The requirements for this project are in requirements.txt. See run_main.ipynb for a concrete example on how to use the code. The main entry point to the project's code is src/main.py. One can also see at the bottom of it what possible arguments can be provided to it. Make sure that the dataset you use is either of type numpy.ndarray or scipy.sparse.csr_matrix.
Contains .json files for specifying by what metrics to measure the active learner
Contains .json files for specifying the learner's hyperparameter search space. Parameters from the search space will be sampled using the sklearn ParameterSampler.
Contains .json files for specifying kwargs for the query strategy of choice.
Directory for saving results. The names are in the form of by "<params file name>, <query strategy config file name>, <dataset name>.json". Result files contain for every tried hyperparameter tuple: validation scores, mean query times and test scores of the model with the best default validation score; the configuration dictionary for the query strategy.

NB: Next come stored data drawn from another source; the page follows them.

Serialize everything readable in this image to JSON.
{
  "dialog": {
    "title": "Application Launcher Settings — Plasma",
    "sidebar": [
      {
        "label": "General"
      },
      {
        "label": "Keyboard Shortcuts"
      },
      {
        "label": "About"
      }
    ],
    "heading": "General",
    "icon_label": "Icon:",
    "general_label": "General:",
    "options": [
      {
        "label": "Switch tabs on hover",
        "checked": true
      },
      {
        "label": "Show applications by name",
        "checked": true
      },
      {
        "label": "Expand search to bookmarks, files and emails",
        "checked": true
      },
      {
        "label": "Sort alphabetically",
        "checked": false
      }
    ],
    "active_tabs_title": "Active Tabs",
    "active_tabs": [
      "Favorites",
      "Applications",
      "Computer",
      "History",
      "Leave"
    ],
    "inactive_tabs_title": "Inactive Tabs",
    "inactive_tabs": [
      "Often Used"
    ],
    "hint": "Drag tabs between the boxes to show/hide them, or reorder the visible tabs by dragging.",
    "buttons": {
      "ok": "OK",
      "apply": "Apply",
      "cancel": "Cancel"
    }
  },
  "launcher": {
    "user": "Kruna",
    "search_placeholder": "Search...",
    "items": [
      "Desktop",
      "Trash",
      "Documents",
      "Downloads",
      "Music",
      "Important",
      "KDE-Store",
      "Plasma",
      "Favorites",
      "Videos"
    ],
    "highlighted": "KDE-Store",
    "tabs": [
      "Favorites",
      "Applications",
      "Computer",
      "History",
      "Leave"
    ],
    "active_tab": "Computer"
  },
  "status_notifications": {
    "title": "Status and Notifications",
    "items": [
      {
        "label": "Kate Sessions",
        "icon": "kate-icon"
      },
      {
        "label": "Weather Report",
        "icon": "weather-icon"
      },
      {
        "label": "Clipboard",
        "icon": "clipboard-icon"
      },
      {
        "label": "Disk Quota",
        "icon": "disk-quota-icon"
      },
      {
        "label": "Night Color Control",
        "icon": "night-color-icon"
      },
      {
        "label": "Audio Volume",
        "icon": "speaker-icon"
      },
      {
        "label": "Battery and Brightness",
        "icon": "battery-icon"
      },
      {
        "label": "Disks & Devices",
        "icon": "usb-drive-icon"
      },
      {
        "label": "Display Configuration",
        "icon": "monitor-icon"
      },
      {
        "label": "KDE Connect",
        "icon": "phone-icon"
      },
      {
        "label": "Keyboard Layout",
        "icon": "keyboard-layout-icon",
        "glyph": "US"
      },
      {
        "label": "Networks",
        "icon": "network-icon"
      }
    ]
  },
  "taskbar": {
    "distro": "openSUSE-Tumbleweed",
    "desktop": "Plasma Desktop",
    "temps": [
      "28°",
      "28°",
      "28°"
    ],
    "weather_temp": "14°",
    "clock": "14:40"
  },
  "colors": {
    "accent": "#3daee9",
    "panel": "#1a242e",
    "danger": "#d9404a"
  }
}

As of 28.05.2021, all the results used StratifiedKFold. Also, while result 1 and result 2 were trained on my local machine, result 3, result 4 and result 5 were trained on Google Colab's CPU. So while result 1 and result 2 should have almost identical run-time due to their very similar settings, result 1's mean query time is ~13.7 secs and result 2's mean query time is ~12.5 secs. As such, my machine's query time should appear around 1.0917918481109985 secs slower than those from Google Colab (number calculated using numpy).
Contains the source code.
Contains test code. However, test_main.py was not exactly used, as I had problems with setting up some import stuff.
Provides a concrete example on how to use the code.